LACERS BOARD UPDATE
By Michael R. Wilkinson, LACERS Commissioner
LACERS has recently reported its year end accounting to show how the premiums charged relate to the actual expenses for the last calendar year. The results show a stunning nearly $5 million surplus of the premiums versus the claims costs and expenses for Anthem Blue Cross health and Delta Dental. The surplus will be returned to LACERS and will help to keep costs down if there are premium spikes in future years.
Here is how this works for each firm. Anthem has an experience-rated refunding contract with LACERS. At the end of each plan year, the surplus of the premiums over the claims and administration go back to LACERS after a deduction (if needed) to fund a Claim Stabilization Fund to cover times when the claims and expenses exceed the premiums.

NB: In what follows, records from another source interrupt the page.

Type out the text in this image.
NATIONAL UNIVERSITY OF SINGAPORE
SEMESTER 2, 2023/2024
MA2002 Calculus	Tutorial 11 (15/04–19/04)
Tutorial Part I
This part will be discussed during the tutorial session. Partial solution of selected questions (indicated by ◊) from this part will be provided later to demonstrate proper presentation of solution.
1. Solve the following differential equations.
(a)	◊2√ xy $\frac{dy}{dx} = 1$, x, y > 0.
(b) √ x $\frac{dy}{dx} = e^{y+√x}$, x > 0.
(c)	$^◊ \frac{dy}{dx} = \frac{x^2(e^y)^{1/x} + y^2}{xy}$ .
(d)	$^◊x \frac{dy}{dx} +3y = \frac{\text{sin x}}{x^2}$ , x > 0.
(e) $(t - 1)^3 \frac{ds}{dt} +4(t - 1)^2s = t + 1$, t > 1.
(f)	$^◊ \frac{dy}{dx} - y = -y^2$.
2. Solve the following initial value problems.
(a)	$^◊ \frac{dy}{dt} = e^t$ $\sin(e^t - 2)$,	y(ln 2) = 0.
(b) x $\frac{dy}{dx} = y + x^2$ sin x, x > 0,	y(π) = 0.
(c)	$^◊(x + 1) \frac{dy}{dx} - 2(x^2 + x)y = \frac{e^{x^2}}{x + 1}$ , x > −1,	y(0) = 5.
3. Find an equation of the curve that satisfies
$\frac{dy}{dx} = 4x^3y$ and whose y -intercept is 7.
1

For 2020, Anthem had a surplus of $2.2 million after deducting for the Claim Stabilization Fund. The surplus will go back to two different LACERS accounts depending on whether they were paid by subsidy dollars or member deduction dollars. Either way this is good news since this is ready to pay down any premium spikes in the future.
Delta Dental has a different structure where the plan is completely self-funded. This means that LACERS administers the plan and takes on the prudent risk that the claims and administration do not exceed the premiums. If, on average, the claims and administration is less than the premium, LACERS comes out ahead with self-funding.
The experience with Delta shows that self-funding was a good decision. The self-funding began on Jan. 1, 2019 and the first-year surplus was nearly $1.7 million. For 2020 the surplus was $2.7 million. The two-year total is a surplus of $4.4 million. Self-funding does not cost our members any extra money; in fact, it may help keep costs down.
Okay, why is any of this important to us as Retirees and users of our health and dental plans? Having a financially strong (86 percent funded on an actuarial basis) health, dental and vision plan and a healthy surplus in premiums means that we are less likely to face the “sticker shock” of high premiums since the reserves can be tapped when premiums go up.